Women, blacks and Hispanics will be picked to fill a substantial number of the 700 top federal jobs that will become vacant over the next year. Typical pay for the top-level positions is around $50,000.
Carter administration officials are expanding federal recruiting programs to advise more women and minorities of executive-development programs. Agencies now are setting up programs and beginning to pick people, from inside and outside government, for training for Senior Executive Service jobs.
The SES is the new elite corps of federal executives formed from the old Grade 16 through 18 supergraders. SES ranks pay from $47,889 to $52,750. SES members trade tenure and much job insulation for bonuses, pay incentives and other industry-tyle top management perks.
SES was part of the president's Civil Service Reform Act. It is designed to give political officials appointed by the president more control over their top career management teams. Approximately 5,200 of the 5,900 supergrade level jobs shifted to the SES this July. Of the about 700 that remain in Grades 16, 17 and 18, outside the SES, over half are filled by adminstrative law judges.
All new employes coming into top-level federal management positions will have to join the SES. In addition to bonuses (up to 20 percent of salary) and special ranks carrying 5-figure annual stipends, SES members can get sabbaticals and more liberal retirement benefits. In return, they are subject to greater control from top political managers, and can be shifted around more easily than regular civil servants.
Hispanics, blacks, and women will benefit from the so-called Garcia amendment to the Civil Service Reform Act. It requires the government to make "special" efforts to recruit minority group members who are "underrepresented" in federal government georgraphically, by agency or by job.
Federal officials say there will be no race or sex quotas. But they note that women make up more than half the population, yet hold only a handful of federal executive jobs. Women have 4.9 percent of the SES level positions, while women and ethnic minorities make up only 5.6 percent of the government's executive popoulation.
Normally, federal executives are chosen from relatively small executive development programs that are predominately white and male. Agencies now are setting up their own programs, with emphasis on adding women and minorities.
Until those development programs get rolling, federal officals will rely on two new liberal options provided by the civil service reform act. One permits selection of executive level persons if they have "demonstrated executives experience." The other " The other says career appointments may be made to "individuals who have special or unique qualities which indicate a likelihood of executive success and who would not otherwise be eligible for appointment."
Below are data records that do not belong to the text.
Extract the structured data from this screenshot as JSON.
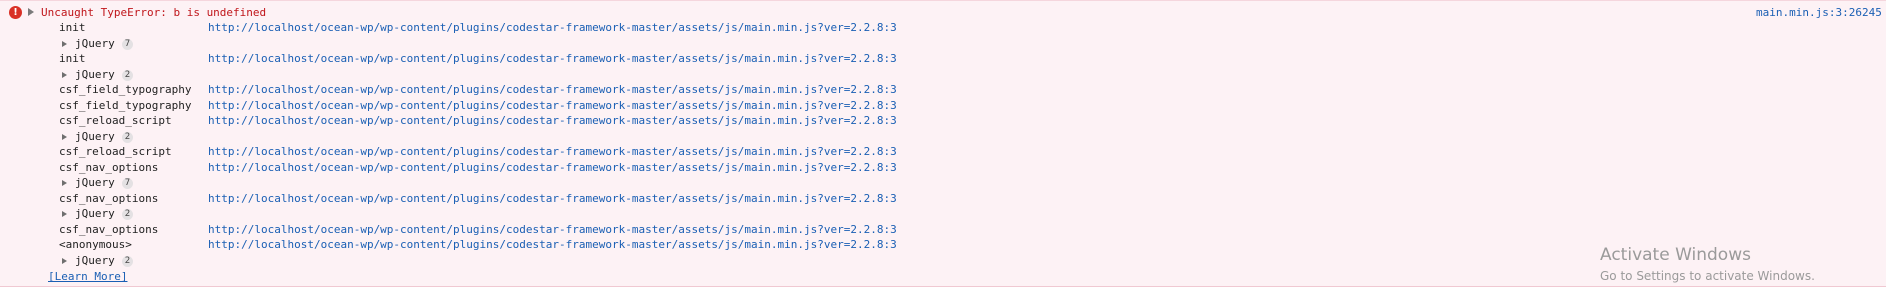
{
  "console": {
    "error": {
      "icon_glyph": "!",
      "message": "Uncaught TypeError: b is undefined",
      "source_link": "main.min.js:3:26245",
      "color": "#c0161b"
    },
    "stack": [
      {
        "kind": "frame",
        "function": "init",
        "url": "http://localhost/ocean-wp/wp-content/plugins/codestar-framework-master/assets/js/main.min.js?ver=2.2.8:3"
      },
      {
        "kind": "group",
        "label": "jQuery",
        "count": "7"
      },
      {
        "kind": "frame",
        "function": "init",
        "url": "http://localhost/ocean-wp/wp-content/plugins/codestar-framework-master/assets/js/main.min.js?ver=2.2.8:3"
      },
      {
        "kind": "group",
        "label": "jQuery",
        "count": "2"
      },
      {
        "kind": "frame",
        "function": "csf_field_typography",
        "url": "http://localhost/ocean-wp/wp-content/plugins/codestar-framework-master/assets/js/main.min.js?ver=2.2.8:3"
      },
      {
        "kind": "frame",
        "function": "csf_field_typography",
        "url": "http://localhost/ocean-wp/wp-content/plugins/codestar-framework-master/assets/js/main.min.js?ver=2.2.8:3"
      },
      {
        "kind": "frame",
        "function": "csf_reload_script",
        "url": "http://localhost/ocean-wp/wp-content/plugins/codestar-framework-master/assets/js/main.min.js?ver=2.2.8:3"
      },
      {
        "kind": "group",
        "label": "jQuery",
        "count": "2"
      },
      {
        "kind": "frame",
        "function": "csf_reload_script",
        "url": "http://localhost/ocean-wp/wp-content/plugins/codestar-framework-master/assets/js/main.min.js?ver=2.2.8:3"
      },
      {
        "kind": "frame",
        "function": "csf_nav_options",
        "url": "http://localhost/ocean-wp/wp-content/plugins/codestar-framework-master/assets/js/main.min.js?ver=2.2.8:3"
      },
      {
        "kind": "group",
        "label": "jQuery",
        "count": "7"
      },
      {
        "kind": "frame",
        "function": "csf_nav_options",
        "url": "http://localhost/ocean-wp/wp-content/plugins/codestar-framework-master/assets/js/main.min.js?ver=2.2.8:3"
      },
      {
        "kind": "group",
        "label": "jQuery",
        "count": "2"
      },
      {
        "kind": "frame",
        "function": "csf_nav_options",
        "url": "http://localhost/ocean-wp/wp-content/plugins/codestar-framework-master/assets/js/main.min.js?ver=2.2.8:3"
      },
      {
        "kind": "frame",
        "function": "<anonymous>",
        "url": "http://localhost/ocean-wp/wp-content/plugins/codestar-framework-master/assets/js/main.min.js?ver=2.2.8:3"
      },
      {
        "kind": "group",
        "label": "jQuery",
        "count": "2"
      }
    ],
    "learn_more": "[Learn More]"
  },
  "watermark": {
    "title": "Activate Windows",
    "subtitle": "Go to Settings to activate Windows."
  }
}
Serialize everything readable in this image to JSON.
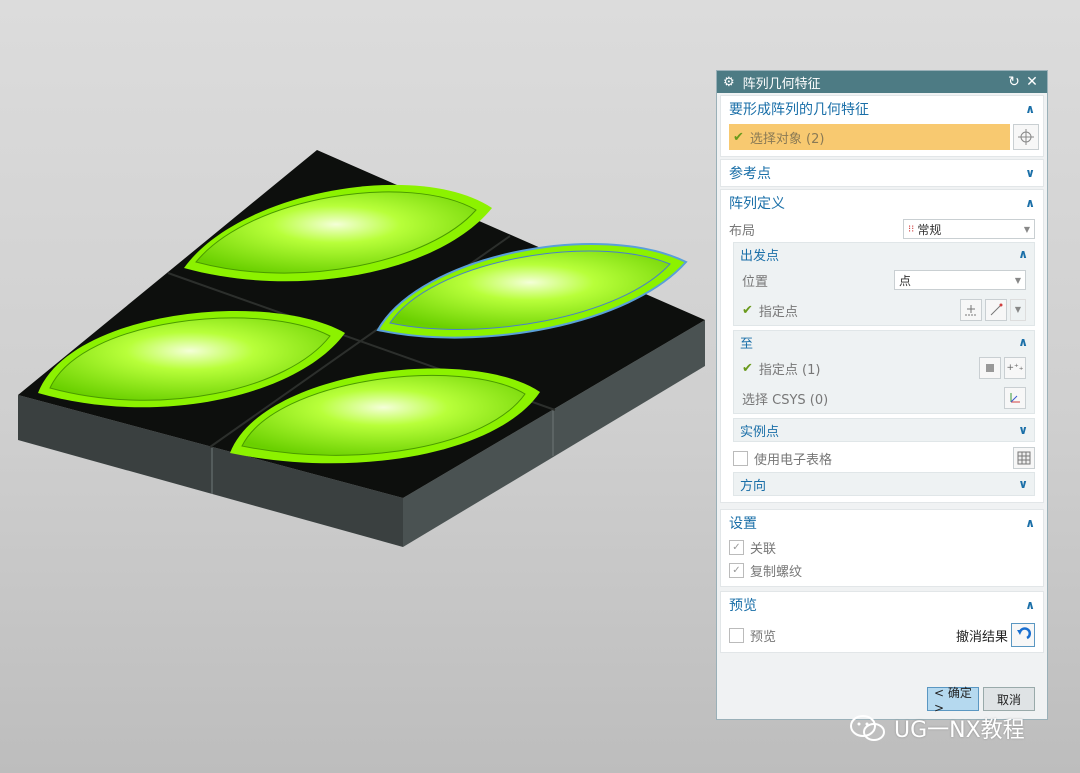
{
  "dialog": {
    "title": "阵列几何特征",
    "group_geometry": {
      "title": "要形成阵列的几何特征",
      "select_object": "选择对象 (2)"
    },
    "group_reference": {
      "title": "参考点"
    },
    "group_array": {
      "title": "阵列定义",
      "layout_label": "布局",
      "layout_value": "常规",
      "from": {
        "title": "出发点",
        "position_label": "位置",
        "position_value": "点",
        "specify_point": "指定点"
      },
      "to": {
        "title": "至",
        "specify_point": "指定点 (1)",
        "select_csys": "选择 CSYS (0)"
      },
      "instance_points": {
        "title": "实例点"
      },
      "use_spreadsheet": "使用电子表格",
      "direction": {
        "title": "方向"
      }
    },
    "group_settings": {
      "title": "设置",
      "associative": "关联",
      "copy_threads": "复制螺纹"
    },
    "group_preview": {
      "title": "预览",
      "preview": "预览",
      "undo_result": "撤消结果"
    },
    "ok_label": "< 确定 >",
    "cancel_label": "取消"
  },
  "watermark": "UG一NX教程",
  "colors": {
    "leaf_green": "#8cf200",
    "plate_black": "#0d0f0d",
    "titlebar": "#4d7b84",
    "selection_bar": "#f8c970",
    "accent_blue": "#1a6fa8"
  }
}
Federal officals expect that many executive career appointments will be made from the two optional routes mentioned above, until agency development programs began cranking out more "representative" graduates -- including women and minorities.
Each federal agency and department is now developing its own executive training program. Persons wishing to be considered should contact them, not the Office of Personnel Management. Although OPM is the master string-puller of the reform act, agencies are doing their own selecting. Most will make selections by February.
Just how political the career SES selection process will be remains to be seen. Agencies are supposed to get their top SES talent via their own, independent Qualification Review Boards. Just how independent those boards will be will depend upon the amount of pressure political masters exert on them, and the level of resistance they feel they can sustain safely.